Certo, c’è da dire che bisognerebbe guardare anche con maggior indulgenza ad affermazioni come questa, che provengono da persone rose da una certa frustrazione: perché sarà pur vero che, grazie a Masterchef e similari, i cuochi stellati sono potuti uscire dalle loro cucine e raggiungere il grande pubblico, ma è altrettanto vero, che lì fuori, continuano ad esistere persone (e sono verosimilmente la maggioranza) che considerano un cuciniere idolatrato dal Gambero Rosso nulla più che un oste che si è montato la testa; che continuano a non saper distinguere una capasanta da una vongola (e probabilmente neppure una capasanta da un tacchino) e che, a domanda diretta, si ostinano a rispondere che l’alta cucina è nulla di più che farti pagare caro per farti alzare da tavola affamato. Insomma, di sicuro Barbieri e Cannavacciuolo hanno raggiunto la fama, grazie alla televisione; ma non hanno raggiunto un obiettivo assai più ambizioso: quello di essere considerati degli artisti.

Questo è il motivo della loro supponenza: stanno scimmiottando quegli artisti contemporanei che, di fronte agli sguardi vacui di chi osserva le loro opere e non comprende cosa cazzo vogliano dire, si limitano a stringere le spalle e, sorseggiando i loro drink, a riconoscere che l’arte non è per tutti; stanno dicendo che, se non capiamo che la loro cucina non si limita a calmare i morsi della fame, ma che vuole dire qualcosa del mondo.

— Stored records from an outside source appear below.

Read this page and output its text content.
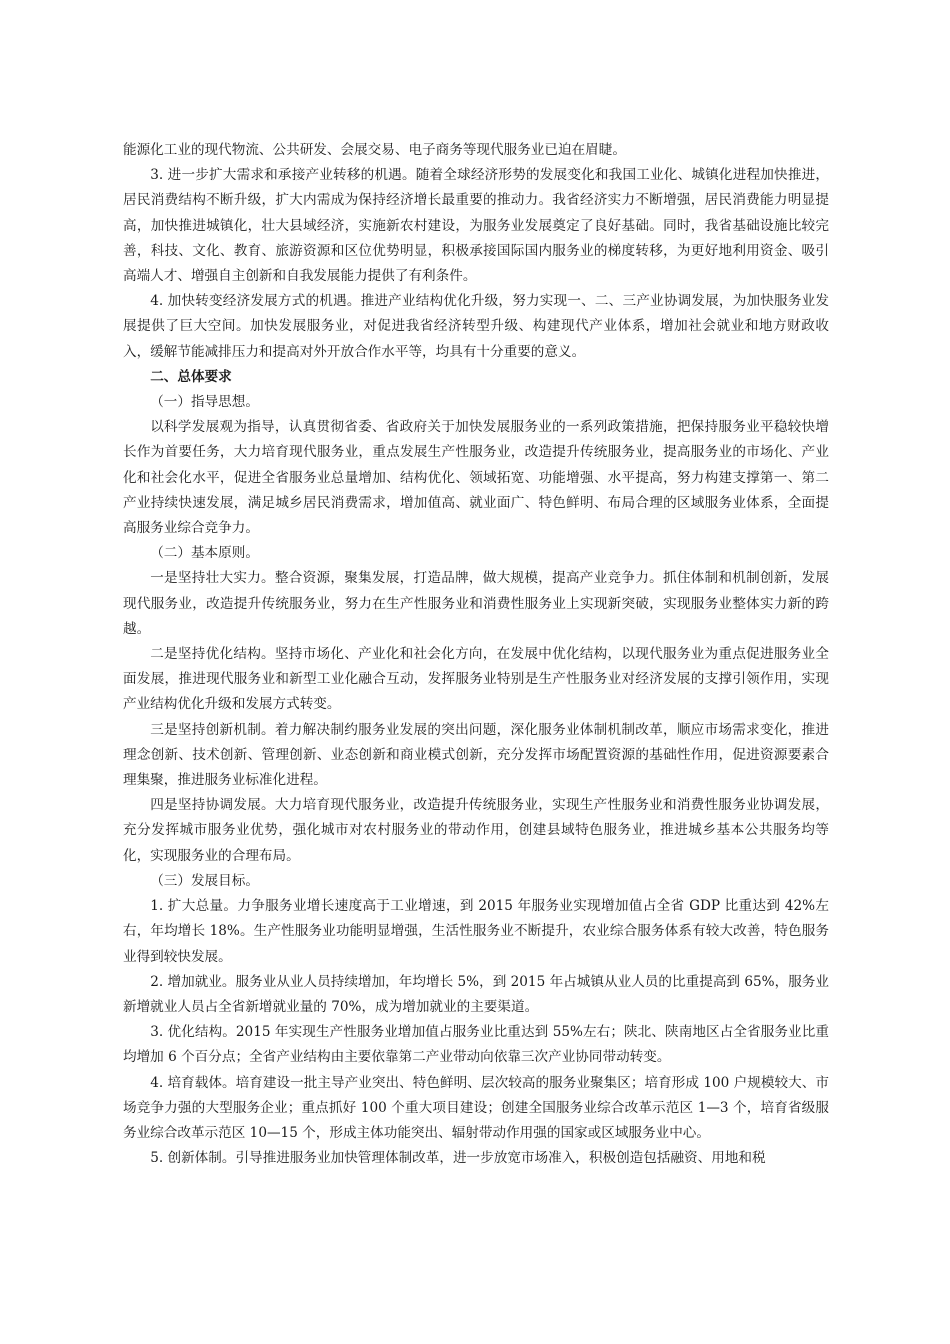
能源化工业的现代物流、公共研发、会展交易、电子商务等现代服务业已迫在眉睫。

3. 进一步扩大需求和承接产业转移的机遇。随着全球经济形势的发展变化和我国工业化、城镇化进程加快推进，居民消费结构不断升级，扩大内需成为保持经济增长最重要的推动力。我省经济实力不断增强，居民消费能力明显提高，加快推进城镇化，壮大县域经济，实施新农村建设，为服务业发展奠定了良好基础。同时，我省基础设施比较完善，科技、文化、教育、旅游资源和区位优势明显，积极承接国际国内服务业的梯度转移，为更好地利用资金、吸引高端人才、增强自主创新和自我发展能力提供了有利条件。

4. 加快转变经济发展方式的机遇。推进产业结构优化升级，努力实现一、二、三产业协调发展，为加快服务业发展提供了巨大空间。加快发展服务业，对促进我省经济转型升级、构建现代产业体系，增加社会就业和地方财政收入，缓解节能减排压力和提高对外开放合作水平等，均具有十分重要的意义。

二、总体要求

（一）指导思想。

以科学发展观为指导，认真贯彻省委、省政府关于加快发展服务业的一系列政策措施，把保持服务业平稳较快增长作为首要任务，大力培育现代服务业，重点发展生产性服务业，改造提升传统服务业，提高服务业的市场化、产业化和社会化水平，促进全省服务业总量增加、结构优化、领域拓宽、功能增强、水平提高，努力构建支撑第一、第二产业持续快速发展，满足城乡居民消费需求，增加值高、就业面广、特色鲜明、布局合理的区域服务业体系，全面提高服务业综合竞争力。

（二）基本原则。

一是坚持壮大实力。整合资源，聚集发展，打造品牌，做大规模，提高产业竞争力。抓住体制和机制创新，发展现代服务业，改造提升传统服务业，努力在生产性服务业和消费性服务业上实现新突破，实现服务业整体实力新的跨越。

二是坚持优化结构。坚持市场化、产业化和社会化方向，在发展中优化结构，以现代服务业为重点促进服务业全面发展，推进现代服务业和新型工业化融合互动，发挥服务业特别是生产性服务业对经济发展的支撑引领作用，实现产业结构优化升级和发展方式转变。

三是坚持创新机制。着力解决制约服务业发展的突出问题，深化服务业体制机制改革，顺应市场需求变化，推进理念创新、技术创新、管理创新、业态创新和商业模式创新，充分发挥市场配置资源的基础性作用，促进资源要素合理集聚，推进服务业标准化进程。

四是坚持协调发展。大力培育现代服务业，改造提升传统服务业，实现生产性服务业和消费性服务业协调发展，充分发挥城市服务业优势，强化城市对农村服务业的带动作用，创建县域特色服务业，推进城乡基本公共服务均等化，实现服务业的合理布局。

（三）发展目标。

1. 扩大总量。力争服务业增长速度高于工业增速，到 2015 年服务业实现增加值占全省 GDP 比重达到 42%左右，年均增长 18%。生产性服务业功能明显增强，生活性服务业不断提升，农业综合服务体系有较大改善，特色服务业得到较快发展。

2. 增加就业。服务业从业人员持续增加，年均增长 5%，到 2015 年占城镇从业人员的比重提高到 65%，服务业新增就业人员占全省新增就业量的 70%，成为增加就业的主要渠道。

3. 优化结构。2015 年实现生产性服务业增加值占服务业比重达到 55%左右；陕北、陕南地区占全省服务业比重均增加 6 个百分点；全省产业结构由主要依靠第二产业带动向依靠三次产业协同带动转变。

4. 培育载体。培育建设一批主导产业突出、特色鲜明、层次较高的服务业聚集区；培育形成 100 户规模较大、市场竞争力强的大型服务企业；重点抓好 100 个重大项目建设；创建全国服务业综合改革示范区 1—3 个，培育省级服务业综合改革示范区 10—15 个，形成主体功能突出、辐射带动作用强的国家或区域服务业中心。

5. 创新体制。引导推进服务业加快管理体制改革，进一步放宽市场准入，积极创造包括融资、用地和税
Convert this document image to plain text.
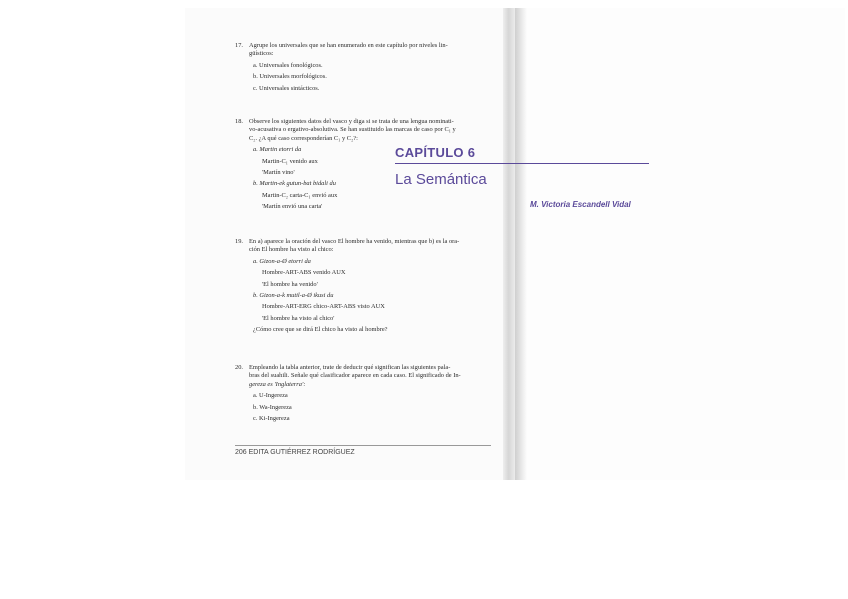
17. Agrupe los universales que se han enumerado en este capítulo por niveles lin-
güísticos:
a. Universales fonológicos.
b. Universales morfológicos.
c. Universales sintácticos.
18. Observe los siguientes datos del vasco y diga si se trata de una lengua nominati-
vo-acusativa o ergativo-absolutiva. Se han sustituido las marcas de caso por C₁ y
C₂. ¿A qué caso corresponderían C₁ y C₂?:
a. Martin etorri da
Martin-C₁ venido aux
'Martín vino'
b. Martin-ek gutun-bat bidali du
Martin-C₂ carta-C₁ envió aux
'Martín envió una carta'
19. En a) aparece la oración del vasco El hombre ha venido, mientras que b) es la ora-
ción El hombre ha visto al chico:
a. Gizon-a-Ø etorri da
Hombre-ART-ABS venido AUX
'El hombre ha venido'
b. Gizon-a-k mutil-a-Ø ikusi du
Hombre-ART-ERG chico-ART-ABS visto AUX
'El hombre ha visto al chico'
¿Cómo cree que se dirá El chico ha visto al hombre?
20. Empleando la tabla anterior, trate de deducir qué significan las siguientes pala-
bras del suahili. Señale qué clasificador aparece en cada caso. El significado de In-
gereza es 'Inglaterra':
a. U-Ingereza
b. Wa-Ingereza
c. Ki-Ingereza
206 EDITA GUTIÉRREZ RODRÍGUEZ
CAPÍTULO 6
La Semántica
M. Victoria Escandell Vidal
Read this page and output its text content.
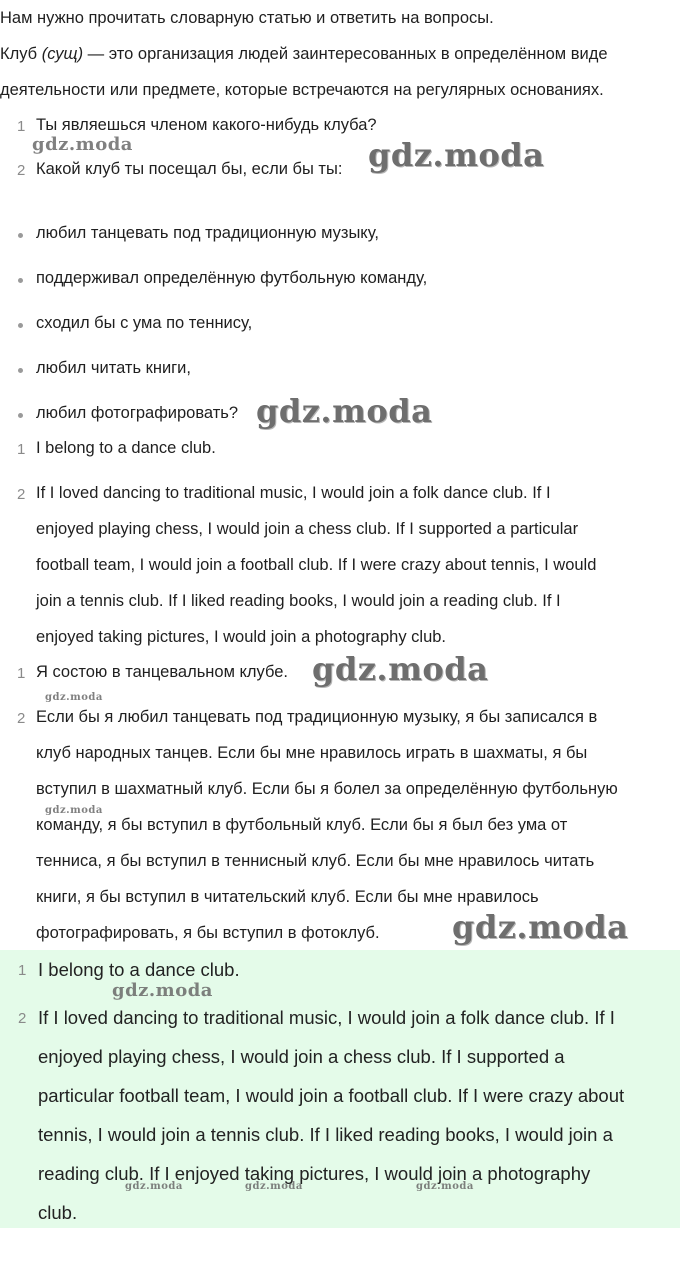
Нам нужно прочитать словарную статью и ответить на вопросы.
Клуб (сущ) — это организация людей заинтересованных в определённом виде
деятельности или предмете, которые встречаются на регулярных основаниях.
1 Ты являешься членом какого-нибудь клуба?
2 Какой клуб ты посещал бы, если бы ты:
любил танцевать под традиционную музыку,
поддерживал определённую футбольную команду,
сходил бы с ума по теннису,
любил читать книги,
любил фотографировать?
1 I belong to a dance club.
2 If I loved dancing to traditional music, I would join a folk dance club. If I
enjoyed playing chess, I would join a chess club. If I supported a particular
football team, I would join a football club. If I were crazy about tennis, I would
join a tennis club. If I liked reading books, I would join a reading club. If I
enjoyed taking pictures, I would join a photography club.
1 Я состою в танцевальном клубе.
2 Если бы я любил танцевать под традиционную музыку, я бы записался в
клуб народных танцев. Если бы мне нравилось играть в шахматы, я бы
вступил в шахматный клуб. Если бы я болел за определённую футбольную
команду, я бы вступил в футбольный клуб. Если бы я был без ума от
тенниса, я бы вступил в теннисный клуб. Если бы мне нравилось читать
книги, я бы вступил в читательский клуб. Если бы мне нравилось
фотографировать, я бы вступил в фотоклуб.
1 I belong to a dance club.
2 If I loved dancing to traditional music, I would join a folk dance club. If I
enjoyed playing chess, I would join a chess club. If I supported a
particular football team, I would join a football club. If I were crazy about
tennis, I would join a tennis club. If I liked reading books, I would join a
reading club. If I enjoyed taking pictures, I would join a photography
club.
gdz.moda	gdz.moda
gdz.moda
gdz.moda
gdz.moda
gdz.moda
gdz.moda
gdz.moda
gdz.moda	gdz.moda	gdz.moda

Se poi noi, quel qualcosa, non riusciamo a comprenderlo, la colpa è solo nostra, sembrano dire questi signori. Che devono aver dimenticato che l’arte è innanzitutto comunicazione: e che, dunque, se non li consideriamo artisti, è perché hanno del tutto fallito quello che pretendono essere il loro ruolo.

*E come avrebbe detto Bertolt Brecht:

Ma come posso io mangiare e bere, quando
quel che mangio, a chi ha fame lo strappo, e
manca a chi ha sete il mio bicchiere d’acqua?
Eppure mangio e bevo.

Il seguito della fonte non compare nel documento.